The make get-sources
command initially failed for me when trying to fetch sources for the securedrop-workstation
template. Was able to resolve (with assist from @emkll) by first copying in the example config for the Debian builder, running make get-sources
to fetch all the necessary files, then copying in the securedrop-workstation
config and proceeding with the instructions above. For clarity:
git clone https://github.com/qubesos/qubes-builder
cd qubes-builder
./setup # Appears this is required, worth confirming
cp example-configs/debian.conf builder.conf
make install-depends
sudo dnf install perl-Digest-MD5 perl-Digest-SHA # May be worth a PR...
make get-sources
# Now that we have the Debian sources, let's switch to the workstation template.
# The repo is temporarily private, thus the git-over-SSH command.
cd ..
git clone git@github.com:freedomofpress/qubes-template-securedrop-workstation
cd qubes-builder
mkdir -p qubes-src
cp -r ../qubes-template-securedrop-workstation qubes-src/template-securedrop-workstation
cp qubes-src/template-securedrop-workstation/securedrop-workstation.conf builder.conf
make get-sources
make qubes-vm
make template
The final make template
command failed for me, but the issue is local to my workstation: I've still got to provision access to the staging apt repo used for testing. Will test again once I do the needful in that regard, and report final results in this ticket.

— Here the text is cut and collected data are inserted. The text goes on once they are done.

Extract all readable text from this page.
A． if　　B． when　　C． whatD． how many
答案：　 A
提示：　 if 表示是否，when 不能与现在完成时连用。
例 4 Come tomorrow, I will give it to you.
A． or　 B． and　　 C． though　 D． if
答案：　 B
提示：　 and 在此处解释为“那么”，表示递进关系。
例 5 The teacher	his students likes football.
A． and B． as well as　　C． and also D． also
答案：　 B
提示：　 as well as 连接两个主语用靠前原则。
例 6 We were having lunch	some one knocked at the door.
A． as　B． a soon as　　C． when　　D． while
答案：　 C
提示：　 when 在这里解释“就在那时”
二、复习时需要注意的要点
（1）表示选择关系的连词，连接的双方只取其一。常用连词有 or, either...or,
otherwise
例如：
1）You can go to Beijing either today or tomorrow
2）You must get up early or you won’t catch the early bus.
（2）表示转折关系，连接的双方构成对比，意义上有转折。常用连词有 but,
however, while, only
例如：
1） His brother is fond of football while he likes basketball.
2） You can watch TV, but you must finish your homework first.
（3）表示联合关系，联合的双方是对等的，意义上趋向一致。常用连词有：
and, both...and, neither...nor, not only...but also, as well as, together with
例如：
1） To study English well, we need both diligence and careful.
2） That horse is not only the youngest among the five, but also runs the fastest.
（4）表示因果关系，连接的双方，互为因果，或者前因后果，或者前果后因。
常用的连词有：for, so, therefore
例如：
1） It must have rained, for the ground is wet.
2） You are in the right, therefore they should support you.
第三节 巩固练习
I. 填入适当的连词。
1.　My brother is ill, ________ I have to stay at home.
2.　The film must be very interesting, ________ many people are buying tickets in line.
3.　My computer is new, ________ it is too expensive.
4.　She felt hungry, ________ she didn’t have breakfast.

Success! Fussed with volumes for a while until extension was successful; Qubes rewards perseverance. Was able to generate a ~700MB RPM, which expanded to ~3GB upon install in dom0. Created a new VM as instructed above, and confirmed that the latest grsec kernel was indeed running. Also confirmed network access as a sanity check, but performed no other investigation into VM functionality.
As far as the "automation" spirit of this ticket, we have the process documented in this discussion thread, but no easily reproducible script. I suggest:
Thoughts?
Thanks @conorsch for the careful testing, I agree we should write a script to wrap the builder commands. I will try to get a PR up against this repo before the current sprint ends.
I have created some follow up tickets as well as updated some existing tickets based on research work done in this task:
Build logic for the template is now available in this repo: https://github.com/freedomofpress/qubes-template-securedrop-workstation, and a build script is introduced in #115 .
Ensure your .gitconfig contains qubes-gpg-client-wrapper and import the Qubes Master Key (https://www.qubes-os.org/security/verifying-signatures/) :
^^ this is in the README file of the new repo, but it does not tell where this has to be done. In dom0
or in a new appvm.
Good point @kushaldas , these public keys are needed in the AppVM that builds the template (or the split-gpg VM, if applicable). At the moment this script generates unsigned. Will update the docs
Through the work in #104 we learned that it is feasible to run grsecurity-enabled VMs as template HVMs in Qubes OS. The memory overhead of HVMs (as opposed to PVH-based VMs) is a bit higher but not prohibitively so. The next step is to automate the creation of grsecurity template HVMs using Qubes Builder. This will result in RPM packages that can be installed in
dom0
.Since we don't fully understand what's involved yet, we have timeboxed this task to 16 hours for the 7/11-7/25 sprint. If it's not completed by the end of the timebox, @emkll (who will likely continue to work on this) will post an update here.
Note that this still gets us only part of the way to transitioning to grsecurity VMs (esp. for the
sd-svs
andsd-journalist
VMs); we will still have to figure out the distribution/update strategy we want to use for these packages.